Our starters arrived and Susie was well pleased with her salad. My carbonara was much as I thought it might be; a long way from what you'd get in Italy. The pasta was overcooked for my taste and the sauce had far too much cream, which is in any case only an optional extra in this dish, traditionally made with no cream. It wasn't bad, it just wasn't a carbonara and it further persuaded me that this was a very pleasant little restaurant, but not an Italian one. I began to feel pleased with myself for choosing an old reliable like steak, a sensation that increased when it arrived; big, perfectly cooked and with enough garnish to assuage the hunger of the most famished trencherman. Susie's monkfish had a rose-coloured sea-food sauce, and although a little rich for her taste, she worked her way diligently through the four large pieces of fish on her plate.

We took a little pause before moving onto desserts, which are priced at £3. There's only one Italian pudding on it, a tiramisu. Apart from that there's ice-cream, pecan pie, prifiteroles, strawberry and rhubarb crumble and cheese. In the end we had the profiteroles between us, our main courses having almost completely blunted our appetites. We both began to feel that if you were to come here looking for Italian food you might be disappointed. However if you chose the more Irish or European dishes you'd be very happy indeed - and anyway, they make up the majority of dishes on the menu.

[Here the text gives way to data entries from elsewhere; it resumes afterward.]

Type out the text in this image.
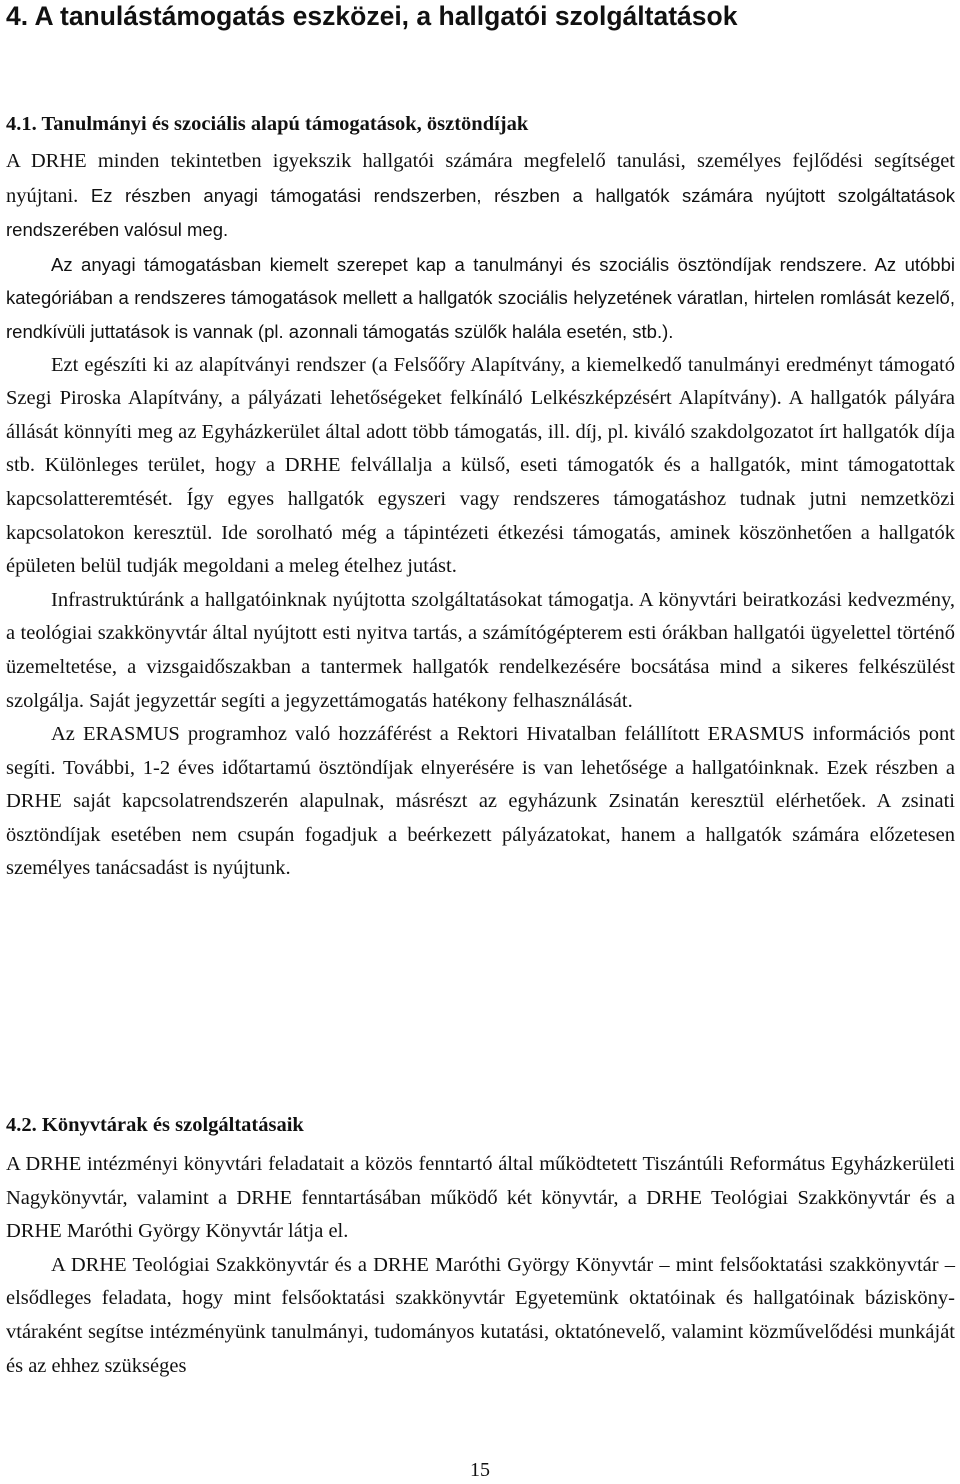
4. A tanulástámogatás eszközei, a hallgatói szolgáltatások
4.1. Tanulmányi és szociális alapú támogatások, ösztöndíjak

A DRHE minden tekintetben igyekszik hallgatói számára megfelelő tanulási, személyes fejlődési segítséget nyújtani. Ez részben anyagi támogatási rendszerben, részben a hallgatók számára nyújtott szolgáltatások rendszerében valósul meg.

Az anyagi támogatásban kiemelt szerepet kap a tanulmányi és szociális ösztöndíjak rendszere. Az utóbbi kategóriában a rendszeres támogatások mellett a hallgatók szociális helyzetének váratlan, hirtelen romlását kezelő, rendkívüli juttatások is vannak (pl. azonnali támogatás szülők halála esetén, stb.).

Ezt egészíti ki az alapítványi rendszer (a Felsőőry Alapítvány, a kiemelkedő tanulmányi eredményt támogató Szegi Piroska Alapítvány, a pályázati lehetőségeket felkínáló Lelkészképzésért Alapítvány). A hallgatók pályára állását könnyíti meg az Egyházkerület által adott több támogatás, ill. díj, pl. kiváló szakdolgozatot írt hallgatók díja stb. Különleges terület, hogy a DRHE felvállalja a külső, eseti támogatók és a hallgatók, mint támogatottak kapcsolatteremtését. Így egyes hallgatók egyszeri vagy rendszeres támogatáshoz tudnak jutni nemzetközi kapcsolatokon keresztül. Ide sorolható még a tápintézeti étkezési támogatás, aminek köszönhetően a hallgatók épületen belül tudják megoldani a meleg ételhez jutást.

Infrastruktúránk a hallgatóinknak nyújtotta szolgáltatásokat támogatja. A könyvtári beiratkozási kedvezmény, a teológiai szakkönyvtár által nyújtott esti nyitva tartás, a számítógépterem esti órákban hallgatói ügyelettel történő üzemeltetése, a vizsgaidőszakban a tantermek hallgatók rendelkezésére bocsátása mind a sikeres felkészülést szolgálja. Saját jegyzettár segíti a jegyzettámogatás hatékony felhasználását.

Az ERASMUS programhoz való hozzáférést a Rektori Hivatalban felállított ERASMUS információs pont segíti. További, 1-2 éves időtartamú ösztöndíjak elnyerésére is van lehetősége a hallgatóinknak. Ezek részben a DRHE saját kapcsolatrendszerén alapulnak, másrészt az egyházunk Zsinatán keresztül elérhetőek. A zsinati ösztöndíjak esetében nem csupán fogadjuk a beérkezett pályázatokat, hanem a hallgatók számára előzetesen személyes tanácsadást is nyújtunk.

4.2. Könyvtárak és szolgáltatásaik

A DRHE intézményi könyvtári feladatait a közös fenntartó által működtetett Tiszántúli Református Egyházkerületi Nagykönyvtár, valamint a DRHE fenntartásában működő két könyvtár, a DRHE Teológiai Szakkönyvtár és a DRHE Maróthi György Könyvtár látja el.

A DRHE Teológiai Szakkönyvtár és a DRHE Maróthi György Könyvtár – mint felsőoktatási szakkönyvtár – elsődleges feladata, hogy mint felsőoktatási szakkönyvtár Egyetemünk oktatóinak és hallgatóinak báziskönyvtáraként segítse intézményünk tanulmányi, tudományos kutatási, oktatónevelő, valamint közművelődési munkáját és az ehhez szükséges

15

What you get here is what Italians call 'genuino', which really means in this case 'honest'. It's food with no great finesse, but it's well-cooked, unpretentious, served properly and isn't expensive.

We took our time about leaving, we were happy sitting in this cosy room and happy too to enjoy an after dinner cognac instead of a coffee. The music was very much to my taste - American, not Italian - we'd been very pleasantly served and both of us felt that our intrepid drive had been well worth it.

Best of all was the the bill - £53.60 all in, which I was happy to round up to £59. Where else in Dublin are you going to get dinner for two, wine, mineral water and after dinner drinks for just over fifty quid?